The openai: prefix tells the embedding library to send requests in the standard OpenAI API format, which Ollama understands natively. The OPENAI_API_KEY value is arbitrary here since Ollama does not require authentication; setting it to "ollama" is a common convention.

Once the server starts, the Web UI is available at http://localhost:6280 and the SSE endpoint at http://localhost:6280/sse.

Platform-Specific MCP Client Configuration

After starting the server with npx @arabold/docs-mcp-server@latest, the Web UI becomes available at http://localhost:6280. You can add documentation sources there, or use the CLI to scrape directly.

To connect your AI client, add an MCP server entry pointing to the local SSE endpoint. The JSON structure is identical across all platforms:

{
  "mcpServers": {
    "docs-mcp-server": {
      "type": "sse",
      "url": "http://localhost:6280/sse"
    }
  }
}

Where you place this configuration depends on your client and operating system.

OpenCode

Create or open opencode.json in your project root and add the MCP server entry under the mcp key:

{
  "$schema": "https://opencode.ai/config.json",
  "mcp": {
    "docs-mcp-server": {
      "type": "sse",
      "url": "http://localhost:6280/sse"
    }
  }
}

This works the same way on macOS, Windows, and Linux because the file lives inside your project.

Choosing an Embedding Model

The server supports multiple embedding strategies. The table below compares the two most common options:

Model	Provider	Strengths	Best For
`text-embedding-3-small`	OpenAI (cloud)	Fast, low cost, easy setup	English-only documentation, quick experiments
`bge-m3`	Ollama (local)	Multilingual, high accuracy, fully offline	Teams with non-English docs, air-gapped environments

If your documentation includes languages other than English, or if you want to avoid sending data to third-party APIs, bge-m3 through Ollama is the better choice. It requires more local resources but keeps everything private.

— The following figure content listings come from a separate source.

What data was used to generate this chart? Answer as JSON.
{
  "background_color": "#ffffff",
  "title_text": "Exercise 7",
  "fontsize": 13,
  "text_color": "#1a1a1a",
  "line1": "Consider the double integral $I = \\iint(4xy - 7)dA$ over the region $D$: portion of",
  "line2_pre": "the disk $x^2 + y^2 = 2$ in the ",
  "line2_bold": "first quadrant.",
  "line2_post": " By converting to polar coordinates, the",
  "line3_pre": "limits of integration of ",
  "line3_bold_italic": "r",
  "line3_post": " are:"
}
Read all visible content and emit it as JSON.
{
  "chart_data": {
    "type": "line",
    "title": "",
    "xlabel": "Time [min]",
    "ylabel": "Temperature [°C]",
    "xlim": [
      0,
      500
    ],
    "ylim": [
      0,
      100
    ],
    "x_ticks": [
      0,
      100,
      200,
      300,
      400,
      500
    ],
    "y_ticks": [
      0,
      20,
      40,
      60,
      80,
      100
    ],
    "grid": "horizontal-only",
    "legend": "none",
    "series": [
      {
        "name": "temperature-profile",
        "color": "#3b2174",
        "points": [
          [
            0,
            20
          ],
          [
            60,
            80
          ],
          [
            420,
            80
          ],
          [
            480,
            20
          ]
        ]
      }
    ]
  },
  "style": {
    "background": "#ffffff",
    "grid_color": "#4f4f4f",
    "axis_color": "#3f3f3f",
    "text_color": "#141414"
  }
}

Once a documentation index is built, you can share it with teammates without requiring everyone to scrape the same sources again. This is especially useful for large frameworks or internal documentation portals.

Set the server to read-only mode so that team members can query the index but cannot accidentally modify or reindex it:

DOCS_MCP_READ_ONLY=true DOCS_MCP_STORAGE_PATH=/Users/drfits/develop/mcp_servers/documentation_store npx @arabold/docs-mcp-server@latest

In this mode, the server loads the existing index from DOCS_MCP_STORAGE_PATH and disables all write operations. Use the same path you configured earlier with app.storePath.

To distribute the index, place the store directory on a shared cloud drive. Any service that syncs a local folder works:

OneDrive
Google Drive
Yandex Disk

One team member performs the initial indexing with write access. After the first sync completes, everyone else points their app.storePath to the synced folder and launches the server in read-only mode. This gives the entire team a consistent, up-to-date documentation source without duplicate network traffic or API costs.

Conclusion

Grounded Docs MCP Server brings local RAG to any AI coding assistant. By indexing documentation on your own hardware and exposing it through MCP, you eliminate outdated knowledge and keep your agent grounded in the exact APIs and versions you use. The cross-platform support, free open-source license, and ability to share indexes across teams make it a practical addition to any development workflow.

Start with Ollama and bge-m3 for a fully offline setup, or use OpenAI embeddings for a lighter cloud-backed configuration. Either way, your AI agent will finally have documentation it can trust.